The Characteristics of the Atmospheric Components of Tropical Hydrological Cycle as Determined from Satellite

The complex ocean-atmosphere interaction in the equatorial western Pacific warm pool region holds the key to understanding global climate, particularly the El Nino/Southern Oscillation (ENSO) phenomena. Clouds, precipitation, and water vapor in the atmosphere, along with the ocean, complete the hydrological cycle that vividly participates in the air-sea interaction processes. The objectives of this study have been to retrieve the atmospheric components of the hydrological cycle using satellite observations and to diagnose the relationships between them, focusing on anomalous wind regimes. To retrieve atmospheric humidity from satellite, six microwave algorithms have been tested against conventional soundings in the tropics. The behaviors of the humidity variations have been found to be closely tied to the anomalous wind regimes in the warm pool region. A new satellite retrieval scheme for rainfall has been developed by combining the superior physical relationship between microwave radiance and rainfall and the abundant coverage of visible/infrared (VIS/IR) observations.
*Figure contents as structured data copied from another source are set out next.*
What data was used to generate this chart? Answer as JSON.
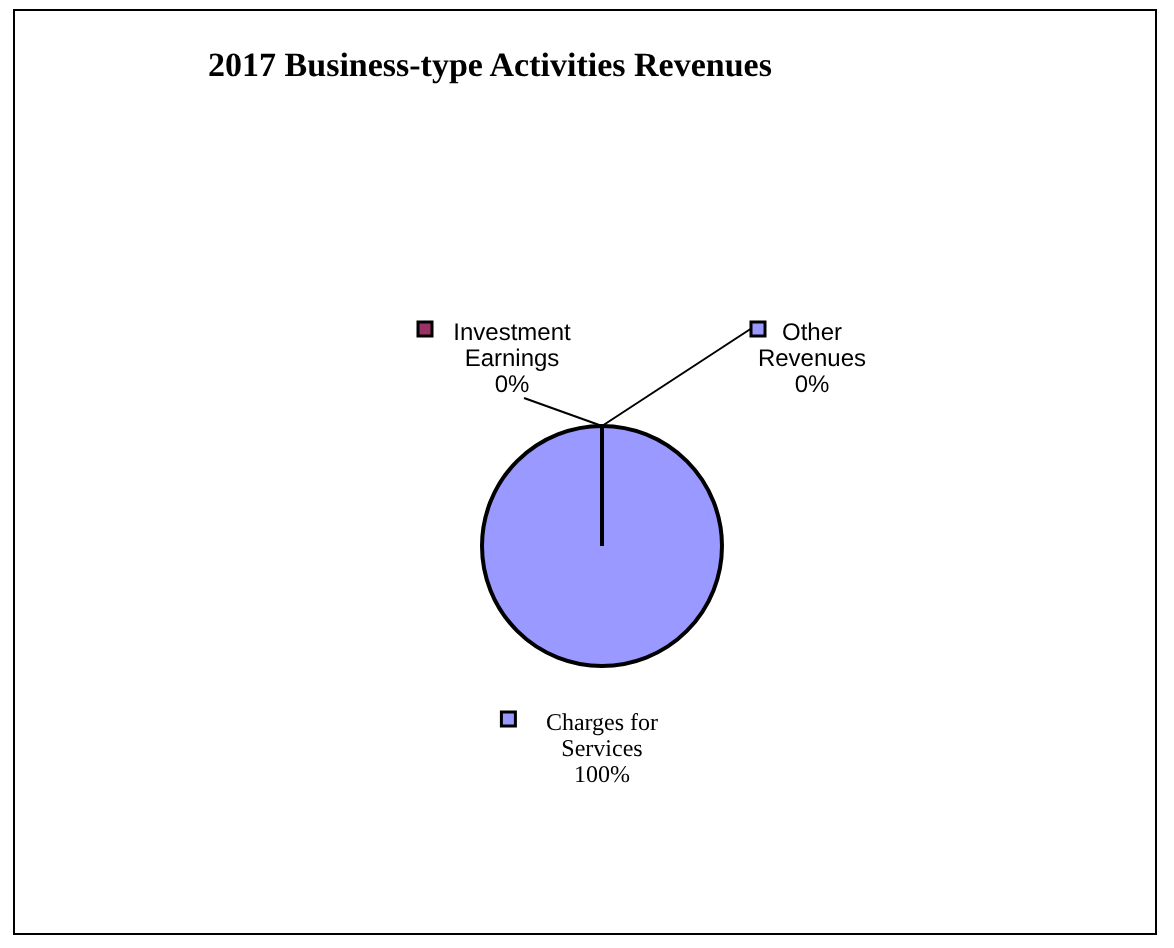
{
  "chart_data": {
    "type": "pie",
    "title": "2017 Business-type Activities Revenues",
    "categories": [
      "Charges for Services",
      "Investment Earnings",
      "Other Revenues"
    ],
    "values": [
      100,
      0,
      0
    ],
    "colors": [
      "#9999ff",
      "#993366",
      "#9999ff"
    ],
    "value_labels": [
      "100%",
      "0%",
      "0%"
    ]
  }
}
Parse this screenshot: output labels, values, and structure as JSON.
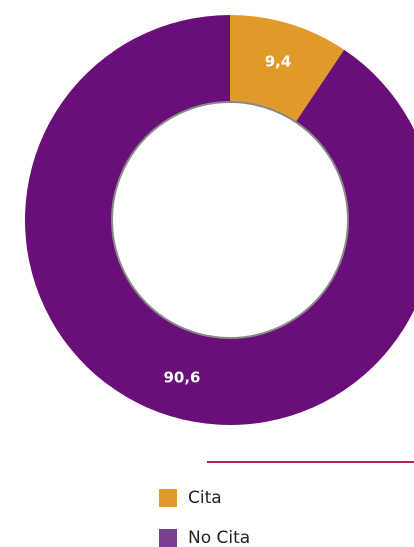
{
  "chart_data": {
    "type": "pie",
    "categories": [
      "Cita",
      "No Cita"
    ],
    "values": [
      9.4,
      90.6
    ],
    "value_labels": [
      "9,4",
      "90,6"
    ],
    "colors": [
      "#e09a2a",
      "#6a0f7a"
    ],
    "legend_colors": [
      "#e09a2a",
      "#7b3f8f"
    ]
  }
}
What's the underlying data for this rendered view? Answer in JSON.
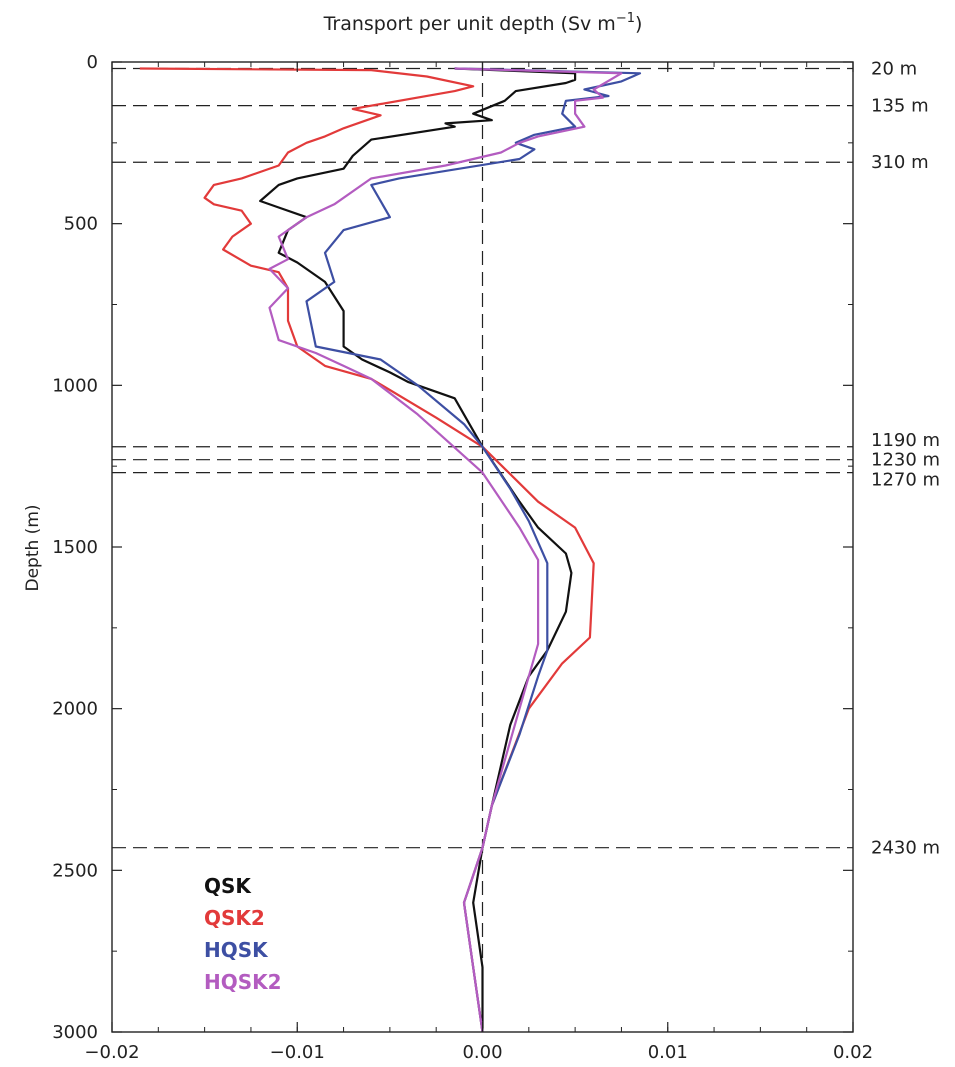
{
  "chart_data": {
    "type": "line",
    "title": "Transport per unit depth (Sv m",
    "title_superscript": "−1",
    "title_close": ")",
    "xlabel": "",
    "ylabel": "Depth (m)",
    "xlim": [
      -0.02,
      0.02
    ],
    "ylim": [
      0,
      3000
    ],
    "y_inverted": true,
    "grid": false,
    "legend_position": "bottom-left",
    "x_ticks": [
      -0.02,
      -0.01,
      0.0,
      0.01,
      0.02
    ],
    "x_tick_labels": [
      "−0.02",
      "−0.01",
      "0.00",
      "0.01",
      "0.02"
    ],
    "y_ticks": [
      0,
      500,
      1000,
      1500,
      2000,
      2500,
      3000
    ],
    "y_tick_labels": [
      "0",
      "500",
      "1000",
      "1500",
      "2000",
      "2500",
      "3000"
    ],
    "zero_line_x": 0,
    "reference_depths": [
      {
        "depth": 20,
        "label": "20 m"
      },
      {
        "depth": 135,
        "label": "135 m"
      },
      {
        "depth": 310,
        "label": "310 m"
      },
      {
        "depth": 1190,
        "label": "1190 m"
      },
      {
        "depth": 1230,
        "label": "1230 m"
      },
      {
        "depth": 1270,
        "label": "1270 m"
      },
      {
        "depth": 2430,
        "label": "2430 m"
      }
    ],
    "series": [
      {
        "name": "QSK",
        "color": "#111111",
        "points": [
          [
            -0.0015,
            20
          ],
          [
            0.005,
            35
          ],
          [
            0.005,
            55
          ],
          [
            0.0045,
            65
          ],
          [
            0.0018,
            90
          ],
          [
            0.0012,
            120
          ],
          [
            -0.0005,
            160
          ],
          [
            0.0005,
            180
          ],
          [
            -0.002,
            190
          ],
          [
            -0.0015,
            200
          ],
          [
            -0.006,
            240
          ],
          [
            -0.007,
            290
          ],
          [
            -0.0075,
            330
          ],
          [
            -0.01,
            360
          ],
          [
            -0.011,
            380
          ],
          [
            -0.012,
            430
          ],
          [
            -0.011,
            450
          ],
          [
            -0.0095,
            480
          ],
          [
            -0.0105,
            520
          ],
          [
            -0.011,
            590
          ],
          [
            -0.01,
            620
          ],
          [
            -0.0085,
            680
          ],
          [
            -0.0075,
            770
          ],
          [
            -0.0075,
            810
          ],
          [
            -0.0075,
            880
          ],
          [
            -0.0065,
            920
          ],
          [
            -0.005,
            960
          ],
          [
            -0.004,
            990
          ],
          [
            -0.0015,
            1040
          ],
          [
            0.0,
            1190
          ],
          [
            0.002,
            1360
          ],
          [
            0.003,
            1440
          ],
          [
            0.0045,
            1520
          ],
          [
            0.0048,
            1580
          ],
          [
            0.0045,
            1700
          ],
          [
            0.0035,
            1820
          ],
          [
            0.0025,
            1900
          ],
          [
            0.0015,
            2050
          ],
          [
            0.0005,
            2300
          ],
          [
            0.0,
            2430
          ],
          [
            -0.0005,
            2600
          ],
          [
            0.0,
            2800
          ],
          [
            0.0,
            3000
          ]
        ]
      },
      {
        "name": "QSK2",
        "color": "#e23a3a",
        "points": [
          [
            -0.0185,
            20
          ],
          [
            -0.006,
            25
          ],
          [
            -0.003,
            45
          ],
          [
            -0.0005,
            75
          ],
          [
            -0.0015,
            90
          ],
          [
            -0.007,
            145
          ],
          [
            -0.0055,
            165
          ],
          [
            -0.0075,
            205
          ],
          [
            -0.0085,
            230
          ],
          [
            -0.0095,
            250
          ],
          [
            -0.0105,
            280
          ],
          [
            -0.011,
            320
          ],
          [
            -0.013,
            360
          ],
          [
            -0.0145,
            380
          ],
          [
            -0.015,
            420
          ],
          [
            -0.0145,
            440
          ],
          [
            -0.013,
            460
          ],
          [
            -0.0125,
            500
          ],
          [
            -0.0135,
            540
          ],
          [
            -0.014,
            580
          ],
          [
            -0.0125,
            630
          ],
          [
            -0.011,
            650
          ],
          [
            -0.0105,
            700
          ],
          [
            -0.0105,
            800
          ],
          [
            -0.01,
            880
          ],
          [
            -0.0085,
            940
          ],
          [
            -0.006,
            980
          ],
          [
            -0.0025,
            1100
          ],
          [
            0.0,
            1190
          ],
          [
            0.003,
            1360
          ],
          [
            0.005,
            1440
          ],
          [
            0.006,
            1550
          ],
          [
            0.0058,
            1780
          ],
          [
            0.0043,
            1860
          ],
          [
            0.0025,
            2000
          ],
          [
            0.0005,
            2300
          ],
          [
            0.0,
            2430
          ],
          [
            -0.001,
            2600
          ],
          [
            -0.0005,
            2800
          ],
          [
            0.0,
            3000
          ]
        ]
      },
      {
        "name": "HQSK",
        "color": "#3d4fa3",
        "points": [
          [
            -0.0015,
            20
          ],
          [
            0.0085,
            35
          ],
          [
            0.0075,
            60
          ],
          [
            0.0055,
            85
          ],
          [
            0.0068,
            105
          ],
          [
            0.0045,
            120
          ],
          [
            0.0043,
            160
          ],
          [
            0.005,
            200
          ],
          [
            0.0028,
            225
          ],
          [
            0.0018,
            250
          ],
          [
            0.0028,
            270
          ],
          [
            0.002,
            300
          ],
          [
            -0.0045,
            360
          ],
          [
            -0.006,
            380
          ],
          [
            -0.005,
            480
          ],
          [
            -0.0075,
            520
          ],
          [
            -0.0085,
            590
          ],
          [
            -0.008,
            680
          ],
          [
            -0.0095,
            740
          ],
          [
            -0.009,
            880
          ],
          [
            -0.0055,
            920
          ],
          [
            -0.0035,
            1000
          ],
          [
            -0.001,
            1120
          ],
          [
            0.0,
            1190
          ],
          [
            0.0015,
            1320
          ],
          [
            0.0025,
            1420
          ],
          [
            0.0035,
            1550
          ],
          [
            0.0035,
            1820
          ],
          [
            0.003,
            1900
          ],
          [
            0.002,
            2080
          ],
          [
            0.0005,
            2300
          ],
          [
            0.0,
            2430
          ],
          [
            -0.001,
            2600
          ],
          [
            -0.0005,
            2800
          ],
          [
            0.0,
            3000
          ]
        ]
      },
      {
        "name": "HQSK2",
        "color": "#b35cc0",
        "points": [
          [
            -0.0015,
            20
          ],
          [
            0.0075,
            35
          ],
          [
            0.006,
            85
          ],
          [
            0.0065,
            110
          ],
          [
            0.005,
            120
          ],
          [
            0.005,
            160
          ],
          [
            0.0055,
            200
          ],
          [
            0.003,
            230
          ],
          [
            0.002,
            250
          ],
          [
            0.001,
            280
          ],
          [
            -0.002,
            320
          ],
          [
            -0.006,
            360
          ],
          [
            -0.008,
            440
          ],
          [
            -0.0095,
            480
          ],
          [
            -0.011,
            540
          ],
          [
            -0.0105,
            610
          ],
          [
            -0.0115,
            640
          ],
          [
            -0.0105,
            700
          ],
          [
            -0.0115,
            760
          ],
          [
            -0.011,
            860
          ],
          [
            -0.009,
            900
          ],
          [
            -0.0075,
            940
          ],
          [
            -0.006,
            980
          ],
          [
            -0.0035,
            1090
          ],
          [
            0.0,
            1270
          ],
          [
            0.002,
            1440
          ],
          [
            0.003,
            1540
          ],
          [
            0.003,
            1800
          ],
          [
            0.002,
            2000
          ],
          [
            0.0005,
            2300
          ],
          [
            0.0,
            2430
          ],
          [
            -0.001,
            2600
          ],
          [
            -0.0005,
            2800
          ],
          [
            0.0,
            3000
          ]
        ]
      }
    ]
  }
}
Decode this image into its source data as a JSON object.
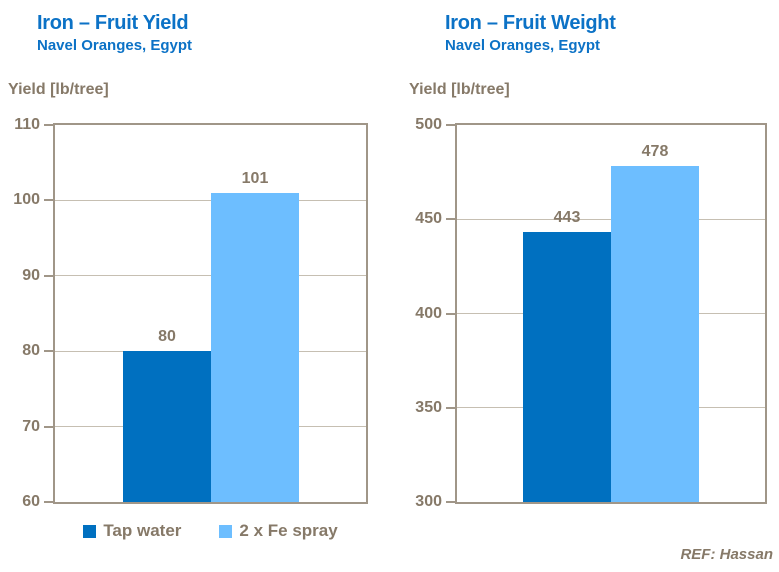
{
  "page": {
    "background": "#FFFFFF",
    "footer_ref": "REF: Hassan"
  },
  "colors": {
    "title_blue": "#0C72C6",
    "bar_dark_blue": "#0070C0",
    "bar_light_blue": "#6DBEFF",
    "text_brown": "#867968",
    "axis_border": "#A09688",
    "gridline": "#C6BFB2"
  },
  "legend": {
    "items": [
      {
        "label": "Tap water",
        "color": "#0070C0"
      },
      {
        "label": "2 x Fe spray",
        "color": "#6DBEFF"
      }
    ]
  },
  "chart_data": [
    {
      "type": "bar",
      "title": "Iron – Fruit Yield",
      "subtitle": "Navel Oranges, Egypt",
      "ylabel": "Yield [lb/tree]",
      "categories": [
        "Tap water",
        "2 x Fe spray"
      ],
      "values": [
        80,
        101
      ],
      "value_labels": [
        "80",
        "101"
      ],
      "bar_colors": [
        "#0070C0",
        "#6DBEFF"
      ],
      "ylim": [
        60,
        110
      ],
      "ytick_step": 10,
      "ytick_labels": [
        "110",
        "100",
        "90",
        "80",
        "70",
        "60"
      ],
      "grid": true,
      "legend_position": "bottom"
    },
    {
      "type": "bar",
      "title": "Iron – Fruit Weight",
      "subtitle": "Navel Oranges, Egypt",
      "ylabel": "Yield [lb/tree]",
      "categories": [
        "Tap water",
        "2 x Fe spray"
      ],
      "values": [
        443,
        478
      ],
      "value_labels": [
        "443",
        "478"
      ],
      "bar_colors": [
        "#0070C0",
        "#6DBEFF"
      ],
      "ylim": [
        300,
        500
      ],
      "ytick_step": 50,
      "ytick_labels": [
        "500",
        "450",
        "400",
        "350",
        "300"
      ],
      "grid": true,
      "legend_position": "none"
    }
  ]
}
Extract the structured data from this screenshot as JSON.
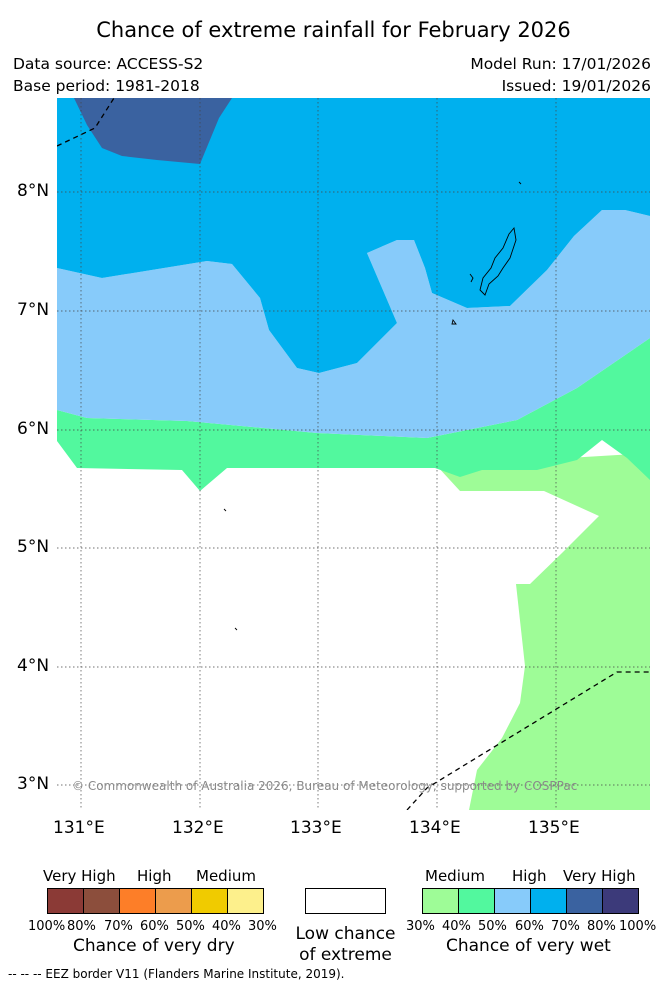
{
  "title": "Chance of extreme rainfall for February 2026",
  "data_source": "Data source: ACCESS-S2",
  "base_period": "Base period: 1981-2018",
  "model_run": "Model Run: 17/01/2026",
  "issued": "Issued: 19/01/2026",
  "map": {
    "lat_labels": [
      "8°N",
      "7°N",
      "6°N",
      "5°N",
      "4°N",
      "3°N"
    ],
    "lon_labels": [
      "131°E",
      "132°E",
      "133°E",
      "134°E",
      "135°E"
    ],
    "copyright": "© Commonwealth of Australia 2026, Bureau of Meteorology, supported by COSPPac",
    "colors": {
      "wet_very_high_80_100": "#3c3a7a",
      "wet_very_high_70_80": "#3a62a0",
      "wet_high_60_70": "#00b0ee",
      "wet_high_50_60": "#87cbfa",
      "wet_medium_40_50": "#52f89e",
      "wet_medium_30_40": "#9efc97",
      "low": "#ffffff"
    }
  },
  "legend_dry": {
    "labels": [
      "Very High",
      "High",
      "Medium"
    ],
    "percentages": [
      "100%",
      "80%",
      "70%",
      "60%",
      "50%",
      "40%",
      "30%"
    ],
    "caption": "Chance of very dry",
    "colors": [
      "#8b3a36",
      "#8c4e3c",
      "#fd7e28",
      "#ec9c4c",
      "#f0cb00",
      "#fdf08c"
    ]
  },
  "legend_low": {
    "caption_line1": "Low chance",
    "caption_line2": "of extreme"
  },
  "legend_wet": {
    "labels": [
      "Medium",
      "High",
      "Very High"
    ],
    "percentages": [
      "30%",
      "40%",
      "50%",
      "60%",
      "70%",
      "80%",
      "100%"
    ],
    "caption": "Chance of very wet",
    "colors": [
      "#9efc97",
      "#52f89e",
      "#87cbfa",
      "#00b0ee",
      "#3a62a0",
      "#3c3a7a"
    ]
  },
  "footnote": "-- -- -- EEZ border V11 (Flanders Marine Institute, 2019)."
}
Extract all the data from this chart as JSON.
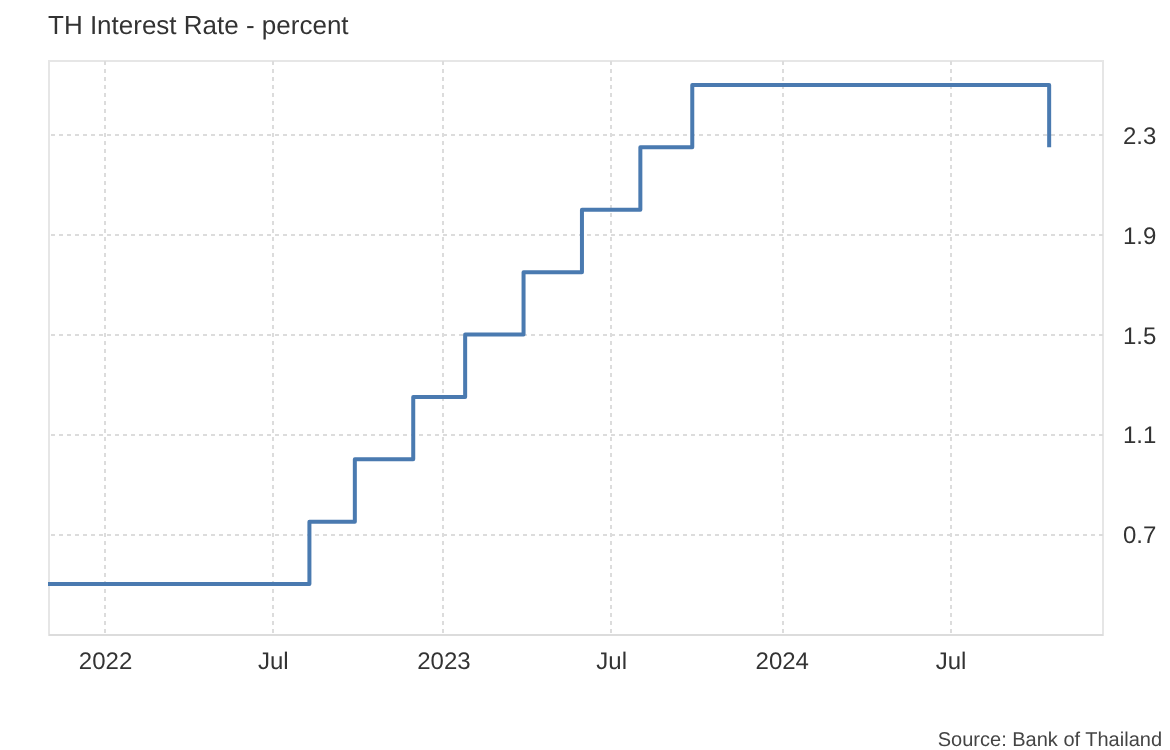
{
  "chart_data": {
    "type": "step",
    "title": "TH Interest Rate - percent",
    "annotations": [
      "Source: Bank of Thailand"
    ],
    "x": [
      "2021-11-01",
      "2022-08-10",
      "2022-09-28",
      "2022-11-30",
      "2023-01-25",
      "2023-03-29",
      "2023-05-31",
      "2023-08-02",
      "2023-09-27",
      "2024-10-16"
    ],
    "series": [
      {
        "color": "#4a7ab0",
        "values": [
          0.5,
          0.75,
          1.0,
          1.25,
          1.5,
          1.75,
          2.0,
          2.25,
          2.5,
          2.25
        ]
      }
    ],
    "xlim": [
      "2021-11-01",
      "2024-12-12"
    ],
    "xticks": [
      {
        "value": "2022-01-01",
        "label": "2022"
      },
      {
        "value": "2022-07-01",
        "label": "Jul"
      },
      {
        "value": "2023-01-01",
        "label": "2023"
      },
      {
        "value": "2023-07-01",
        "label": "Jul"
      },
      {
        "value": "2024-01-01",
        "label": "2024"
      },
      {
        "value": "2024-07-01",
        "label": "Jul"
      }
    ],
    "ylim": [
      0.3,
      2.6
    ],
    "yticks": [
      0.7,
      1.1,
      1.5,
      1.9,
      2.3
    ],
    "grid": true,
    "marker": "none",
    "line_style": "solid"
  }
}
The statistically based VIS/IR retrieval has been shown to increase its accuracy when the pixel-by-pixel retrievals are averaged in space and/or time. The retrieved rainfall rates yield a high bias compared to radar observations. Good agreement is found between the satellite retrieval and a shipborne optical rain gauge. The 5-day running mean satellite rainfall accumulation compares very well with that derived using large-scale moisture budget. Cloud properties and vertical structure are retrieved using both microwave and VIS/IR in the context of a satellite cloud classification scheme along with large-scale relative humidity analysis. The products of the retrieval are the number of cloud layers, cloud heights of single and multi -layer clouds, and cloud liquid and ice water contents. Cloud layering statistics agree well with the statistics obtained from a cloud co-occurrence climatology. It is found that cloud types, precipitable water, cloud structures and precipitating patterns all display very distinct behaviors between a westerly wind burst event and an easterly wind burst event during the TOGA COARE IOP.